Private schools have made the news as an alternative to public schools, but increasing numbers of Vermont parents find homeschools are an attractive additional option.
Vermont’s public school students have exhibited declining proficiency scores, compounding parental concerns about illegal drug use, anxiety, disciplinary and bullying threats, COVID measures, and ideological indoctrination of novel gender and race “theories.”
Homeschooling provides an affordable and trustworthy option for families who favor parental control over what — and where — their children are taught.
Vermont’s public schools have experienced declining student enrollment for decades. The government narrative is that many young people are moving out of state and thus not raising their children here.
“There’s so many factors at play, right? The overall narrative about declining enrollment has been that just young Vermonters are less likely to want to live in Vermont than they were in previous generations.” Ted Fisher, an Agency of Education spokesperson, told VTDigger in an interview in 2021.
A dramatic increase in homeschooling was witnessed when COVID struck – when schools closed, families were widely left with the choice of either homeschooling, or leaving their kids untaught. Essentially, every student in Vermont became a homeschooler, overnight. As the pandemic abated, many families returned their kids to public schools.
But the trend toward increased homeschooling has prevailed. Retta Dunlap, an advocate of homeschooling for decades, is founder of Vermont Home Education Network. She has tracked these numbers closely.
According to Dunlap, about 2,300 kids enrolled in home study prior to the pandemic. During the pandemic the number rose to more than 5,000 kids enrolled. It now sits at about 3,000 kids.
The Agency of Education has clearly taken note of this trend. The agency’s new Family Engagement Council specifically recognizes the need for feedback from this growing cadre of child educators. Members of the panel “must be a parent, guardian, or family member who is the primary caregiver of a student enrolled in a Vermont school or Home Study program.”
There are other reasons more parents see homeschooling as an attractive option for their kids. Recent controversies, such as the girls’ changing room incident at Randolph Union High School, have doubtless fueled concerns about evolving school policies. In addition, COVID is credited with adversely impacting test scores, but it also exposed more parents to what students are being taught. Many parents are alarmed that educational time and resources are being diverted away from instruction in core learning areas toward ideological conditioning, social-emotional learning, and other novel changes.
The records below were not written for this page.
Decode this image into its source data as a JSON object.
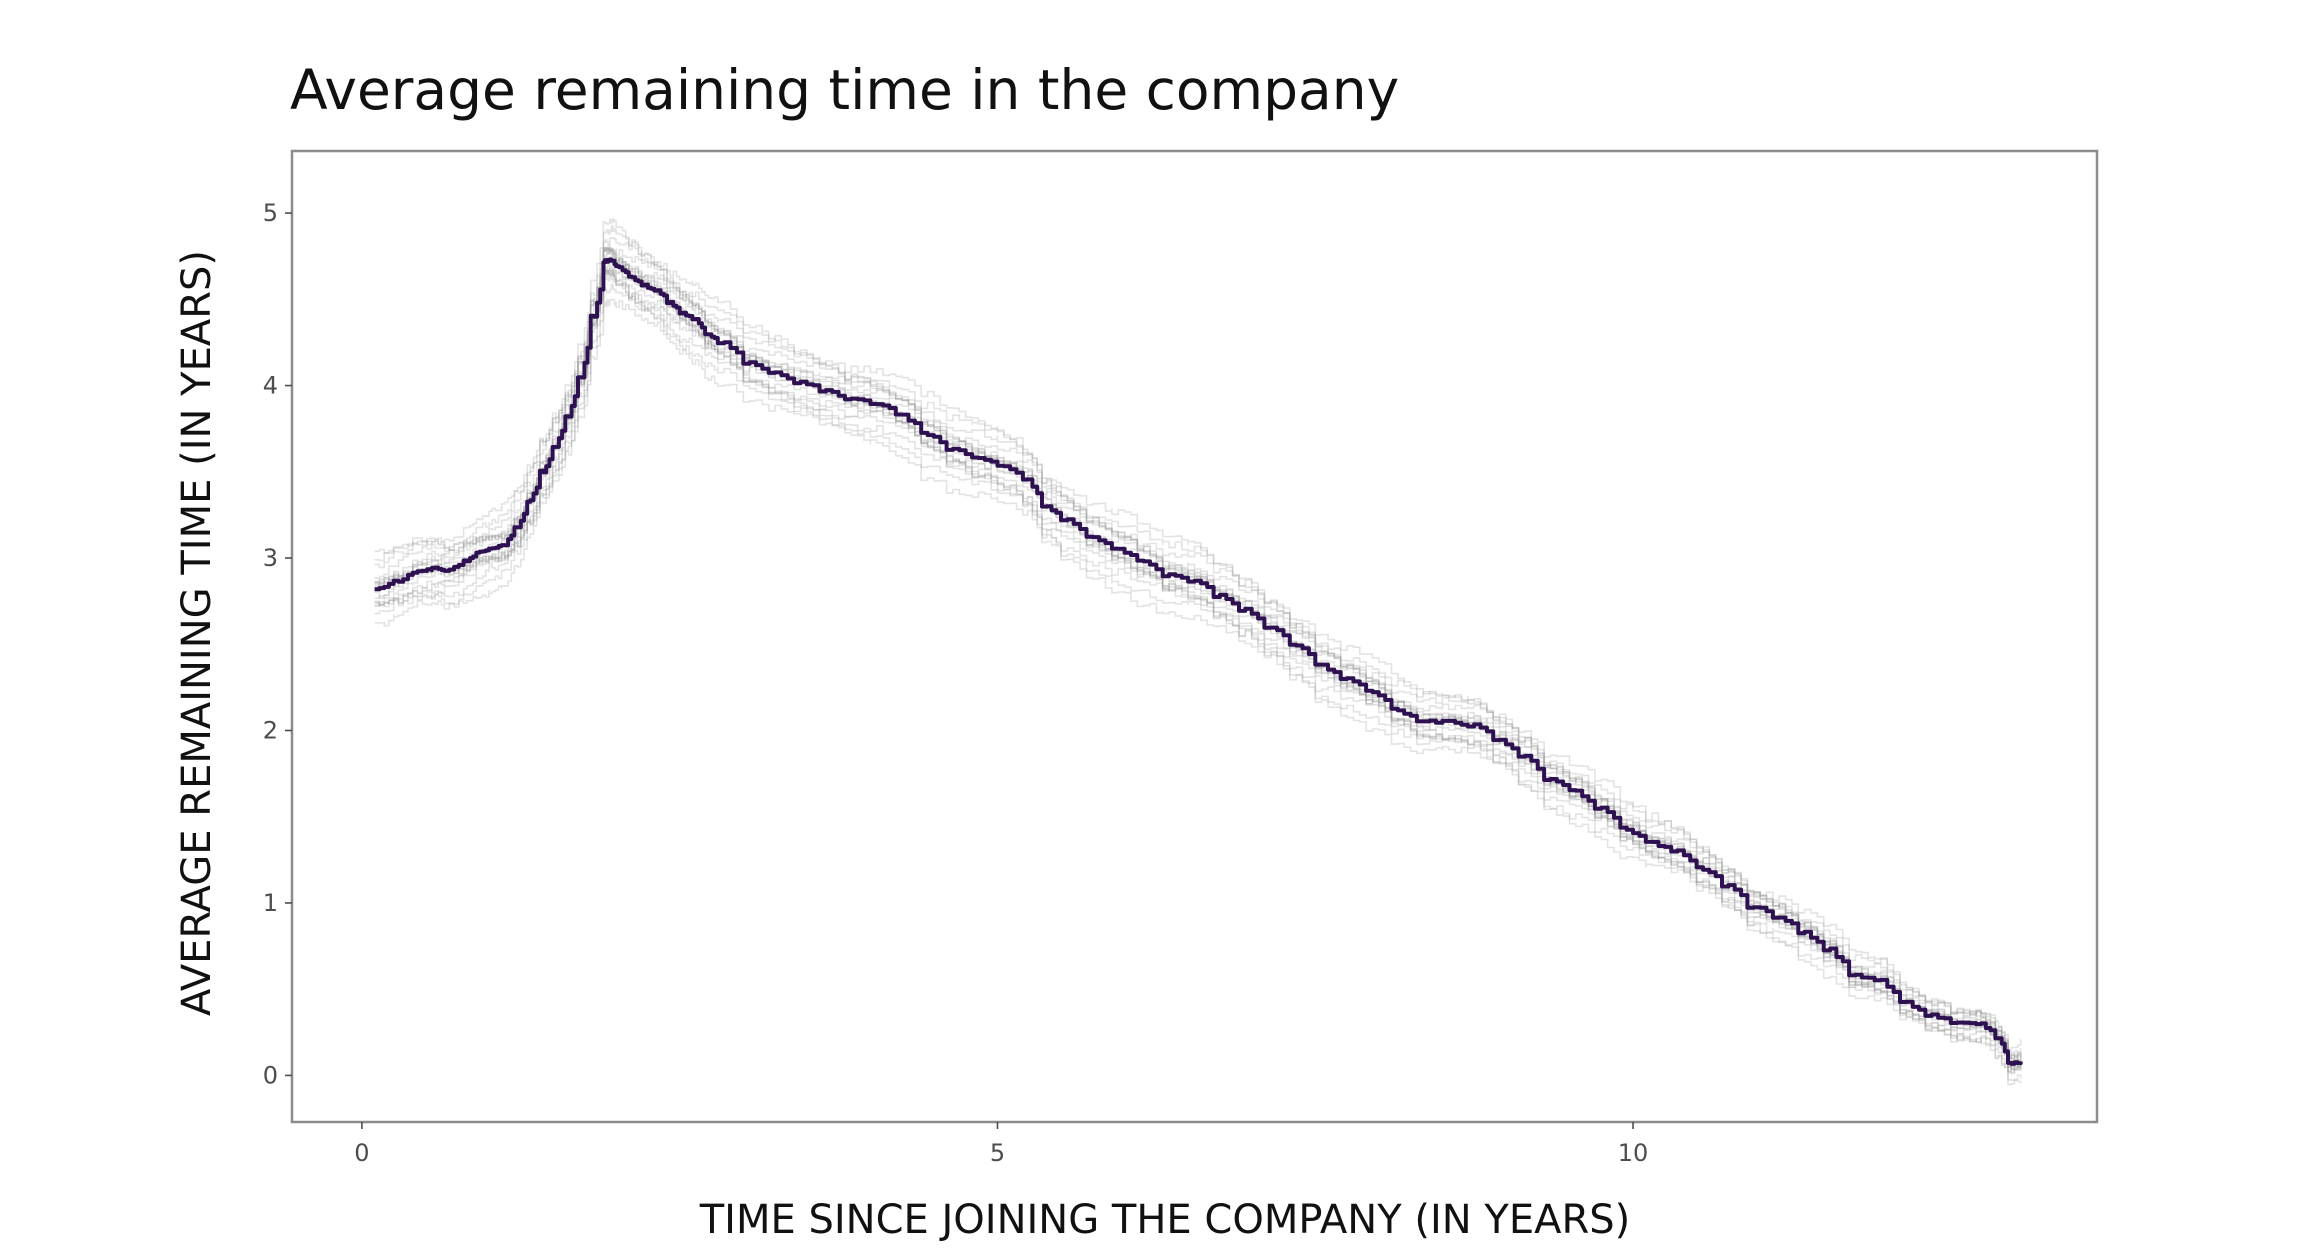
{
  "chart_data": {
    "type": "line",
    "title": "Average remaining time in the company",
    "xlabel": "TIME SINCE JOINING THE COMPANY (IN YEARS)",
    "ylabel": "AVERAGE REMAINING TIME (IN YEARS)",
    "xlim": [
      -0.55,
      13.65
    ],
    "ylim": [
      -0.27,
      5.36
    ],
    "xticks": [
      0,
      5,
      10
    ],
    "xtick_labels": [
      "0",
      "5",
      "10"
    ],
    "yticks": [
      0,
      1,
      2,
      3,
      4,
      5
    ],
    "ytick_labels": [
      "0",
      "1",
      "2",
      "3",
      "4",
      "5"
    ],
    "grid": false,
    "legend": "none",
    "colors": {
      "main": "#2d1150",
      "bootstrap": "#9a9a9a",
      "frame": "#8c8c8c"
    },
    "series": [
      {
        "x": [
          0.1,
          0.25,
          0.4,
          0.55,
          0.65,
          0.8,
          0.9,
          1.0,
          1.1,
          1.2,
          1.3,
          1.4,
          1.5,
          1.6,
          1.7,
          1.8,
          1.9,
          1.95,
          2.0,
          2.1,
          2.2,
          2.3,
          2.4,
          2.5,
          2.6,
          2.7,
          2.8,
          3.0,
          3.2,
          3.4,
          3.6,
          3.8,
          4.0,
          4.2,
          4.4,
          4.6,
          4.8,
          5.0,
          5.2,
          5.35,
          5.5,
          5.7,
          5.9,
          6.1,
          6.3,
          6.5,
          6.7,
          6.9,
          7.1,
          7.3,
          7.5,
          7.7,
          7.9,
          8.1,
          8.3,
          8.5,
          8.7,
          8.9,
          9.1,
          9.3,
          9.5,
          9.7,
          9.9,
          10.1,
          10.3,
          10.5,
          10.7,
          10.9,
          11.1,
          11.3,
          11.5,
          11.7,
          11.9,
          12.1,
          12.3,
          12.5,
          12.7,
          12.85,
          12.95,
          13.05
        ],
        "y": [
          2.82,
          2.87,
          2.92,
          2.94,
          2.93,
          2.98,
          3.03,
          3.05,
          3.08,
          3.18,
          3.33,
          3.5,
          3.65,
          3.82,
          4.05,
          4.4,
          4.72,
          4.73,
          4.69,
          4.63,
          4.58,
          4.55,
          4.48,
          4.42,
          4.38,
          4.3,
          4.25,
          4.13,
          4.07,
          4.02,
          3.97,
          3.92,
          3.9,
          3.83,
          3.72,
          3.63,
          3.58,
          3.53,
          3.45,
          3.3,
          3.22,
          3.12,
          3.05,
          2.98,
          2.9,
          2.87,
          2.78,
          2.7,
          2.6,
          2.5,
          2.38,
          2.3,
          2.23,
          2.12,
          2.05,
          2.05,
          2.03,
          1.95,
          1.85,
          1.72,
          1.65,
          1.55,
          1.43,
          1.35,
          1.3,
          1.2,
          1.1,
          0.98,
          0.92,
          0.83,
          0.73,
          0.58,
          0.55,
          0.42,
          0.35,
          0.3,
          0.3,
          0.22,
          0.07,
          0.08
        ]
      }
    ]
  }
}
Retta Dunlap emphasizes that the common impetus for the homeschooling decision is parental control.
“What turns a family to homeschool their child is as varied as the families,” she said. “I know that in the past a lack of education, bullying, special ed issues, and more recently Covid were the reasons. When parents turn to homeschooling, most of them are of the same mindset that they can do it better than the public schools, or they would not make such a choice.”
Dunlap said she hasn’t heard parents discuss critical race, gender, or pronouns as reasons to homeschool, and she tries to keep “homeschooling away from politics as much as possible.”
Vermont’s home study provisions are detailed in 16 V.S.A. § 166b. There do not appear to be any legislative initiatives intended to undermine homeschooling rights, and the Agency of Education affirms that “every family in Vermont has the right to educate their own children.”
Dunlap said she is confident that the homeschooling creed is alive and well, and here to stay, in the Green Mountains.
“Homeschooling in Vermont is not left or right. It stands apart from all that,” she said. “…We can all stand together to protect a parent’s right to direct the education of their own children. No one political point of view is allowed to claim it as their own.
“I have fiercely defended the neutrality of homeschooling in Vermont as it is the only way we can protect it by speaking with one voice even though we come from different points of view. Over the years many have tried to co-opt the homeschooling movement, as it is strong, but we are a one issue collection of like minded people when it comes to educating our own children.”